Westen boykottiert Putins Party Paralympics ohne "Propaganda-Idioten"
06.03.2014, 16:23 Uhr
(Foto: dpa)
Zum zweiten Mal lädt Russlands Präsident die Welt nach Sotschi - aber ihm gehen die Gäste aus. Viele Regierungen bleiben den Paralympics fern, offenbar auch die deutsche. Die Athleten reisen an, wollen aber Distanz zu Wladimir Putin wahren.
Wladimir Putin liebt die Inszenierung. Russlands Präsident zeigt sich gern mit nacktem Oberkörper beim Angeln, beweist beim Judo seine Kraft. Auch am Freitagabend wollte er sich im Glanz der Scheinwerfer sonnen und die 11. Winter-Paralympics (7. bis 16. März) feierlich eröffnen. Doch nach dem aggressiven militärischen Auftritt in der Krim-Krise wird es zunehmend einsam um Russlands Herrscher. Putin gehen für seine zweite große Party in kürzester Zeit die Gäste aus.
Zuletzt hatten bereits die Regierungen Großbritanniens und der USA ihre Teilnahme an der Eröffnungsfeier abgesagt. Nun haben auch die Niederlande, Schweden und Norwegen keine Lust auf Putins zynisches Spiel. Die Entscheidung über den angedrohten Boykott der ukrainischen Mannschaft steht noch aus. "Wir können nicht an Spielen in einem Land teilnehmen, das unser eigenes Land attackiert", sagte eine Teamsprecherin und forderte Putin auf, seine Truppen aus der Ukraine abzuziehen.
Innenministerium unentschlossen
Ob deutsche Regierungsvertreter an den Paralympics teilnehmen, ist noch unklar. Verena Bentele, zwölfmalige Paralympics-Siegerin und Behindertenbeauftragte der Bundesregierung, erklärte, dass der Bund aus Protest gegen das Vorgehen Russlands in der Krim-Krise die Auftaktveranstaltung boykottieren werde. "Es ist ein ganz klar politisches Zeichen an Russland, Gefahr für Leib und Leben besteht nicht", sagte Bentele im "ZDF Morgenmagazin".
Aus dem für den Sport zuständigen Bundesinnenministerium (BMI) hatte Innenstaatssekretär Ole Schröder (CDU) einen Besuch der Spiele geplant. Der steht nun auch zur Disposition. "Wir werden die weitere Entwicklung abwarten", sagte eine Sprecherin des Ministeriums. Erst unmittelbar vor dem ursprünglich geplanten Reisetermin von Schröder am 14. März werde man in Abstimmung mit dem Auswärtigen Amt entscheiden. Das Außenministerium hatte allerdings schon empfohlen, keine hochrangige politische Delegation nach Sotschi zu schicken.

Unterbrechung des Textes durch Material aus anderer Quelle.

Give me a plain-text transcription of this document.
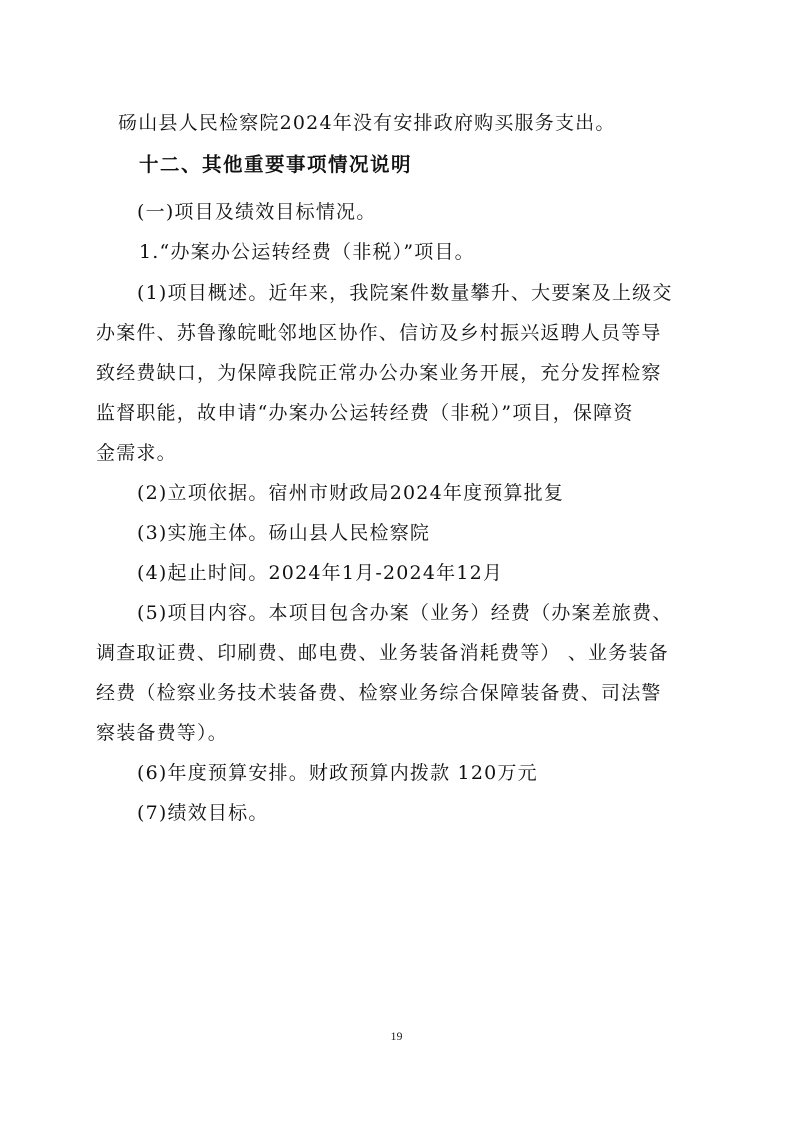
砀山县人民检察院2024年没有安排政府购买服务支出。
十二、其他重要事项情况说明
(一)项目及绩效目标情况。
1.“办案办公运转经费（非税）”项目。
(1)项目概述。近年来，我院案件数量攀升、大要案及上级交
办案件、苏鲁豫皖毗邻地区协作、信访及乡村振兴返聘人员等导
致经费缺口，为保障我院正常办公办案业务开展，充分发挥检察
监督职能，故申请“办案办公运转经费（非税）”项目，保障资
金需求。
(2)立项依据。宿州市财政局2024年度预算批复
(3)实施主体。砀山县人民检察院
(4)起止时间。2024年1月-2024年12月
(5)项目内容。本项目包含办案（业务）经费（办案差旅费、
调查取证费、印刷费、邮电费、业务装备消耗费等） 、业务装备
经费（检察业务技术装备费、检察业务综合保障装备费、司法警
察装备费等）。
(6)年度预算安排。财政预算内拨款 120万元
(7)绩效目标。
19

"Laufen nicht als Propaganda-Idioten auf"
Friedhelm Julius Beucher, der Präsident des Deutschen Behindertensportverbandes (DBS), lehnt einen Startverzicht der 13 deutschen Athleten weiter ab. Gleichzeitig kritisiert er Russlands Präsidenten Wladimir Putin für sein Vorgehen im Konflikt mit der Ukraine. "Putin und sein Verhalten haben diesen Paralympics einen Teil ihrer Herzlichkeit und ihrer Fröhlichkeit genommen", sagte Beucher.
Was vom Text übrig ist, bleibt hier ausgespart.